Last week the team here at Logentries had a very busy week. We were invited to participate in the Dublin Web Summit, Europe’s largest tech conference with over 10,000 people streaming through the doors over the 3 days. We participated in a panel discussion on the cloud stage around, “Cloud Intelligence and Big Data”:
And shared our insights with a presentation on log data and the cloud, “Big Insights from Little Data: The Intersection of the Cloud and Machine Generated Log Data”:
If you missed them check them, it’s definitely worth it.
Our First Research Spotlight
We were also very excited to release our first research spotlight, Big Insights from Little Data: A Spotlight on Unlocking Insights from the Log Data That Matters, led by Trevor and Benoit, working with our research team.
We’re obviously very big fans of DevOps. We’re not only living the DevOps life within our teams by continually updating our service with new capabilities while working to improve our operations and reliability simultaneously, but also helping many of our DevOps customers who are running their applications. As a side note, I’m personally fascinated by the challenge of people in a DevOps role given the inherent tension between continually building and improving applications, while also running the applications and ensuring stability and high levels of performance.

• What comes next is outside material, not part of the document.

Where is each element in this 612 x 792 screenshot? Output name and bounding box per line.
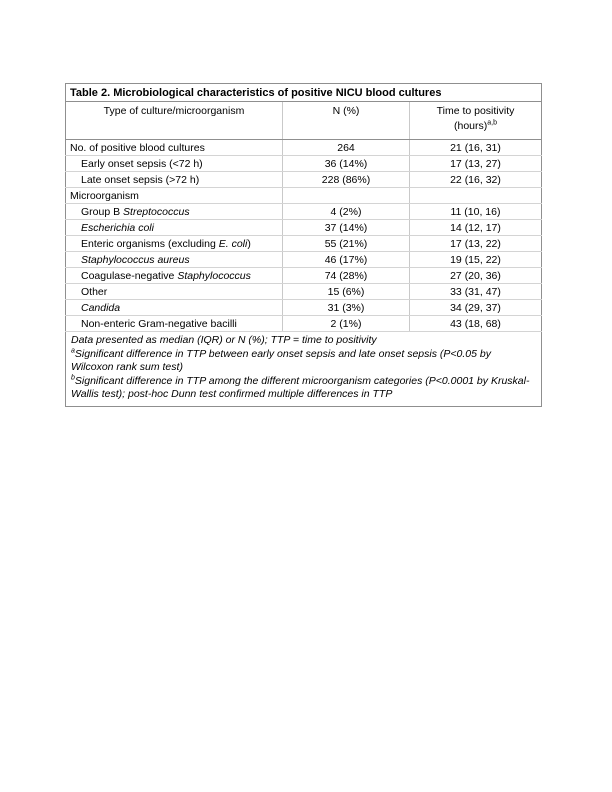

This is partly why our research team decided to focus on the use case of DevOps running an application on the Heroku platform…We’re not only fans of DevOps but we’re also big fans of Heroku and PaaS. As our research highlighted, usually someone in a DevOps role is pretty interested in Heroku error codes and application exceptions to help them understand the performance and reliability of their application. These error codes are important to not only troubleshoot issues but they enable DevOps to uncover potential issues before they affect their application.
As we did the research, we quickly realized that not only were we dealing with the modern, cloud equivalent of the needle in the haystack, but the needles were hidden much more than we would have originally thought. In this case, the Heroku error codes (~39,600,000 of them) are the needles and the haystack is the log stream (over 22B events sampled in our research from over 6,000 applications). With an actual breakdown of the events highlighting the valuable information that could be found, 5% fatal events, 29% critical events, 17% exceptions and 49% warnings.
It’s worth noting that in our research we defined a particular use case for someone playing a DevOps role – i.e. someone looking for a specific set of error codes and application exceptions which would be typical of a performance/reliability troubleshooting scenario. That same person may dive into the other ~99% of data for other use cases. When they are looking for the error codes we defined, however, they’re going to have to dig through a lot of other data – which we expect is not that uncommon – and this what we were highlighting as a real world example of how challenging it can be when looking for the needle in the haystack.
Another important note on the research and Logentries in general, we take our user data and customer privacy very seriously and continually work hard to earn and maintain the trust our customers have placed in us. The research was focused on Heroku error codes. We did not use any customer specific information and were very careful to anonymize and aggregate any info we did use.
In Defense of the 99.82%
The research was not only intended to highlight a specific use case but to also stimulate a broader conversation about the value of log data. As most people who love logs would likely say, the remaining ~99% of the stream is still extremely valuable and you don’t just discard it. Rather, it’s important to first understand what role a person has in an organization and what information they might find valuable. Logs are an incredibly powerful data source. DevOps is probably most interested in application health and performance, whereas marketing may be interested in user metrics and business performance. And InfoSec would be most interested in audit and security events. Etc. Etc. In fact, the same log events that may represent noise for one user may contain the info that allows you to take action in another scenario.
The great part about log data is that it’s a universal data source. Logs contain tons of information, known and unknown, for multiple different use cases. The problem is that for most folks logs have been traditionally very difficult to access and use. This is where I’d normally put in a plug for Logentries, but I think the bigger point is most organizations aren’t aware of what’s available in log data, lack the resources to discover it themselves, and would benefit from the expertise of a third party service provider to help them dig through the noise and find the important bits that matter most. By the way, pretty much all the panelists from last week agreed on this point. Logs are underleveraged and we as an industry and as service providers can be doing a better job of helping users obtain actionable insights from log data.
Thus, our team’s mission is pretty simple: to make the value of log data accessible to anyone. In fact logs are data, and as a community we should be able to better use our logs as data for more and more use cases going forward! We want to help you get there!